Tutti questi miti ci mostrano la morte, più o meno simbolica, del Dio e la sua rinascita a un nuovo ciclo vitale nonché l’unione di un simbolismo celeste (il cammino del sole nel cielo) e un simbolismo terrestre (il risveglio della Natura) in cui riecheggia il tema del matrimonio fra una divinità maschile, celeste o solare, e una femminile, legata alla terra o alla luna.

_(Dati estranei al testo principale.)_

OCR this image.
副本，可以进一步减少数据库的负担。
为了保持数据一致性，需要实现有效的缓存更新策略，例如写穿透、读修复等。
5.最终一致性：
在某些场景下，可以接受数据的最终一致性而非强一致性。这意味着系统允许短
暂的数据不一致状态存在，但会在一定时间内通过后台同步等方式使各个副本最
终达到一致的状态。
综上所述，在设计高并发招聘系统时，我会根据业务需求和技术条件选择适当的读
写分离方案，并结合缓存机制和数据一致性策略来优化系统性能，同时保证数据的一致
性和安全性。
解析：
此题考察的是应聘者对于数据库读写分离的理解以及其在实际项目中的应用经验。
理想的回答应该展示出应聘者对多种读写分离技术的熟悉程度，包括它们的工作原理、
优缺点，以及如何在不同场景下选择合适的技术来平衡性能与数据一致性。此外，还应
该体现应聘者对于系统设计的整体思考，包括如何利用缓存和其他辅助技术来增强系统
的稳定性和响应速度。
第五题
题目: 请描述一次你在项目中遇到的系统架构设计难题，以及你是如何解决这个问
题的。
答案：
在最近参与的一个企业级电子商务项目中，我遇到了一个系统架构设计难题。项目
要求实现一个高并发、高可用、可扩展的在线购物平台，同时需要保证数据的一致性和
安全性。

La primavera era, infatti, la stagione degli accoppiamenti rituali, delle nozze sacre in cui il Dio e la Dea si accoppiavano per propiziare la fertilità.
Erano accesi dei fuochi rituali sulle colline e, secondo la tradizione più a lungo rimanevano accesi, più fruttifera sarebbe stata la terra.

Come per altre festività stagionali antiche, questo giorno è stato in parte assorbito dalla chiesa cristiana e associato a due giorni cristiani: il primo è la festività dell’annunciazione della Vergine benedetta Maria, che cade il 25 marzo.

Il secondo, naturalmente, è la Pasqua.
Il termine “Easter” con cui in inglese si designa la Pasqua, ci riporta a un’antica divinità pagana dei popoli nordici, la dea Eostre, assimilabile a Venere, Afrodite e Ishtar, la quale presiedeva ad antichi culti legati al sopraggiungere della primavera e alla fertilità dei campi.

I popoli Celti denominavano l’equinozio di Primavera “Eostur-Monath” e in seguito “Ostara”.
Il nome sembrerebbe provenire da aus o aes e cioè Est, e, infatti, si tratta di una divinità legata al sole nascente, anzi “risorto” e al suo calore.
A Eostre era sacra la lepre, simbolo di fertilità e animale sacro in molte tradizioni.

I Britanni associavano la lepre alle divinità della luna e della caccia e i Celti la consideravano un animale divinatorio.

Nella tradizione buddhista una leggenda narra di come una lepre si sacrificasse per nutrire il Buddha affamato, balzando nel fuoco. In segno di gratitudine il Buddha impresse l’immagine dell’animale sulla luna.

In Cina la lepre lunare ha un pestello e un mortaio con cui prepara un elisir d’immortalità.

I Nativi americani Algonchini adoravano la Grande Lepre che si diceva avesse creato la Terra.
Nell’antica Europa i Norvegesi rappresentavano le Divinità lunari accompagnate da una processione di lepri che portano lanterne.
Anche la Dea Freya aveva come inservienti delle lepri e la stessa Dea Eostre era raffigurata con una testa di lepre.

La lepre di Eostre, che deponeva l’uovo della nuova vita per annunciare la rinascita dell’anno, è diventata l’odierno coniglio di Pasqua che porta in dono le uova, altro simbolo di fertilità.

Così le uova pasquali si ricollegano alle tradizioni pagane in cui si celebrava il ritorno della dea andando a scambiarsi uova “sacre” sotto l’albero ritenuto “magico” del villaggio, usanza che collega Eostre alle divinità arboree della fertilità.

L’uovo non è scelto a caso ma è da sempre e per qualsiasi cultura, simbolo di vita, di creazione, di rinascita.

La nascita del mondo da un uovo cosmico è un’idea universalmente diffusa che era celebrata presso molte civiltà alla festa equinoziale di primavera, quando la natura risorge.

In numerose mitologie un uovo primordiale, embrione e germe di vita, è il primo essere a emergere dal Caos: è l’”Uovo del mondo” covato da una Grande Dea e dischiuso dal Dio Sole.

L’Equinozio è il giorno in cui si commemora la discesa della giovane Dea nel mondo sotterraneo e il suo ritorno trionfante alla superficie della terra, portando con sé i doni della luce, del calore e della fertilità per tutta l’umanità.